È innegabile, tuttavia, che parlare ancora di un codice genetico della cooperazione sociale per descrivere il processo evolutivo in atto appartiene eventualmente al discorso retorico, ma non trova appigli solidi nella realtà. Il codice genetico è un sistema attraverso il quale si conserva e trasmette l’informazione genetica. In tutti gli organismi viventi, il codice genetico è costantemente sotto pressione da agenti sia interni che esterni, come reazioni dell’ossigeno, radiazioni atmosferiche, sostanze chimiche e ambientali. Questi fattori possono portare a modificazioni del DNA che, se persistono nel tempo, generano difetti di replicazione delle cellule, o all’arresto della trascrizione dell’RNA, l’acido nucleico implicato nella regolazione dei geni e nella sintesi proteica, o arrivano a fungere da modelli mutageni del genoma. In Italia, già da una decina di anni sono stati pubblicati risultati di ricerche che evidenziavano fratture importanti del DNA prevalente nel periodo pionieristico della cooperazione sociale con la comparsa diffusa, a fianco delle cooperative sociali più tradizionali, di imprese che hanno esplicitamente dismesso gli obiettivi di cambiamento sociale per operare come normali erogatori di servizi attraverso modelli organizzativi e di governance che di cooperativistico mantengono poco più che la forma (Borzaga e Fazzi, 2014).

L’analisi delle interviste raccolte un decennio dopo la realizzazione di queste indagini mostra l’affermazione di un processo evolutivo delle cooperative sociali che allarga ulteriormente le differenze all’interno della cooperazione sociale. Oltre a cooperative sociali che si comportano come normali imprese profit, risultano emergenti sulla scena anche cooperative sociali che sono un mero braccio strumentale di imprese profit, costituite con l’obiettivo esplicito di accedere a risorse altrimenti non recuperabili con altri modelli di impresa (per esempio nell’accoglienza migranti o nella formazione con i fondi comunitari). Tra gli intervistati, uno racconta, per esempio, di avere lavorato in un centro migranti gestito da una cooperativa sociale fondata per accedere ai fondi dell’accoglienza da parte di una grande ditta idraulica e un altro in una cooperativa sociale che svolge attività di pompe funebri fondata da una impresa di lapidi per risparmiare l’Iva. Nel grande perimetro della cooperazione sociale operano quindi nuovi soggetti che sono “ibridi alla rovescia” rispetto a quelli teorizzati dalla recente letteratura sull’evoluzione della cooperazione sociale (Venturi e Zandonai, 2014).

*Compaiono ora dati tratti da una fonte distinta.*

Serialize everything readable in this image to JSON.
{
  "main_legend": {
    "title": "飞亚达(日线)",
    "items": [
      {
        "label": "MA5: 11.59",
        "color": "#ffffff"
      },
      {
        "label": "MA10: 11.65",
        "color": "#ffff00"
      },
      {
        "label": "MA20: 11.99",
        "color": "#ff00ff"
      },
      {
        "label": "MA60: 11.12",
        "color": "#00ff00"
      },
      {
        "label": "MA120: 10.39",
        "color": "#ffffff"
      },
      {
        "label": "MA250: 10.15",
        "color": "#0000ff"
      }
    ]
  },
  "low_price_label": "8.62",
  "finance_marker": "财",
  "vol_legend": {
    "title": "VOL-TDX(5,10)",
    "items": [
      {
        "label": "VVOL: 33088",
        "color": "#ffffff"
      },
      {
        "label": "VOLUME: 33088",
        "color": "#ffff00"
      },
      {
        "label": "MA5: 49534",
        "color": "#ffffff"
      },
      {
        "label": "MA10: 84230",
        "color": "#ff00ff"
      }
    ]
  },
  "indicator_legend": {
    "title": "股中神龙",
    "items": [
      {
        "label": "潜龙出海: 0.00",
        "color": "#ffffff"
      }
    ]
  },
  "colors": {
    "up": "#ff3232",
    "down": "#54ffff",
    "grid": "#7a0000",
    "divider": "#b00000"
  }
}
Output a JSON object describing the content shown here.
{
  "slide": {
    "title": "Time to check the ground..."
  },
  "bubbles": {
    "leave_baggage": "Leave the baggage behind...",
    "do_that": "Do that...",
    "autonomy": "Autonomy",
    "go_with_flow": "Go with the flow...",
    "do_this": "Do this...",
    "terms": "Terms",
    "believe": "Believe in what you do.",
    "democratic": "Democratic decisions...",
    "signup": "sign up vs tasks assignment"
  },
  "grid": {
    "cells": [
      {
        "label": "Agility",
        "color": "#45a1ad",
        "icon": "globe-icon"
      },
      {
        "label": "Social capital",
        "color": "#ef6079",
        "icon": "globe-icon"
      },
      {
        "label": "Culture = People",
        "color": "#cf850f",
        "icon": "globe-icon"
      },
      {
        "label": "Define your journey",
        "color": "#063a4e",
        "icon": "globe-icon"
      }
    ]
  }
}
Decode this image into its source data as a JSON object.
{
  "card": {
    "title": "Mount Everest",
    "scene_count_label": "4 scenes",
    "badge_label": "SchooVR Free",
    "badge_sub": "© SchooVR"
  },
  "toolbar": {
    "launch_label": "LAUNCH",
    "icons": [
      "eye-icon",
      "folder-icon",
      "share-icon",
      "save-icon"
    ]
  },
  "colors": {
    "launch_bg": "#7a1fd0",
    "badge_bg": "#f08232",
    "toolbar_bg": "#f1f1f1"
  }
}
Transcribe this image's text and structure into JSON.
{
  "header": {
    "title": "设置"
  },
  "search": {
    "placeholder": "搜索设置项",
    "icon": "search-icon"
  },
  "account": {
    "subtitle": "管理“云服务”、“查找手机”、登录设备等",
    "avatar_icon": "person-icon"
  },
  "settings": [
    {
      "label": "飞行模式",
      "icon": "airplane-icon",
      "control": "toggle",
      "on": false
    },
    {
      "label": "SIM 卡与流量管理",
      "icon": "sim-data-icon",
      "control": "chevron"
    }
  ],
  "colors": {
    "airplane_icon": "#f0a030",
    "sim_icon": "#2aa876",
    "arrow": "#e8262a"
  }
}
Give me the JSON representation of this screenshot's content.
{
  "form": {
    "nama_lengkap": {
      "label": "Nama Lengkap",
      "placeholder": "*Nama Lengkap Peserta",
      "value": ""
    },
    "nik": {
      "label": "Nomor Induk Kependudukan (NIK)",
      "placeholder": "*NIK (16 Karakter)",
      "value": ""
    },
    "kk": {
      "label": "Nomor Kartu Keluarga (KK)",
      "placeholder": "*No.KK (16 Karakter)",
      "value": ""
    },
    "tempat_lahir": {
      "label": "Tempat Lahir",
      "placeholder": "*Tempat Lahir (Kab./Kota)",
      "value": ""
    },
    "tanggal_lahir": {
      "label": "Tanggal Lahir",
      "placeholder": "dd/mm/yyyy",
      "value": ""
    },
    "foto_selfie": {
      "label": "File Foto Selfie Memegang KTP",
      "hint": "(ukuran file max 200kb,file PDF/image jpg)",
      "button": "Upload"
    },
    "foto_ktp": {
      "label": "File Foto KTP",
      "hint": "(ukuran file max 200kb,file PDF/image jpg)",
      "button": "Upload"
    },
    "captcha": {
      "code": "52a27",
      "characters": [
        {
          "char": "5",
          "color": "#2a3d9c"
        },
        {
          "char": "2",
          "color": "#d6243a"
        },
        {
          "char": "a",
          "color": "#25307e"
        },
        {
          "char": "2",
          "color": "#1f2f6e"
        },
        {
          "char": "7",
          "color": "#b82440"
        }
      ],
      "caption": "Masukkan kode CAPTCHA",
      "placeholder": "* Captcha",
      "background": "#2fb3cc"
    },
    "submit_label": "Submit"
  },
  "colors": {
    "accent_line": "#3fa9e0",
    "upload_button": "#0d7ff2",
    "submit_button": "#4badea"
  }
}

Mentre l’idea virtuosa di ibridi organizzativi ipotizza che le cooperative sociali evolvano e si dotino di strumenti di gestione e commercializzazione da impresa profit finalizzati al raggiungimento di finalità sociali percepite come rilevanti dalle comunità, le forme di ibridi che diversi intervistati hanno direttamente conosciuto nascono con il fine di produrre reddito che premia, in modo diretto o indiretto, i proprietari e le logiche profit delle imprese. Il risultato di questa ulteriore evoluzione della cooperazione sociale è l’aumento della percezione dei lavoratori di trovarsi di fronte a un fenomeno che sempre meno si distingue dal normale mercato del lavoro mosso da obiettivi commerciali. Tra gli intervistati occupati, quasi il 15% è convinto che non ci sia differenza tra lavorare in una cooperativa sociale o in un’impresa che opera con logiche di profitto e la percentuale supera il 25% tra chi ha lasciato la cooperazione.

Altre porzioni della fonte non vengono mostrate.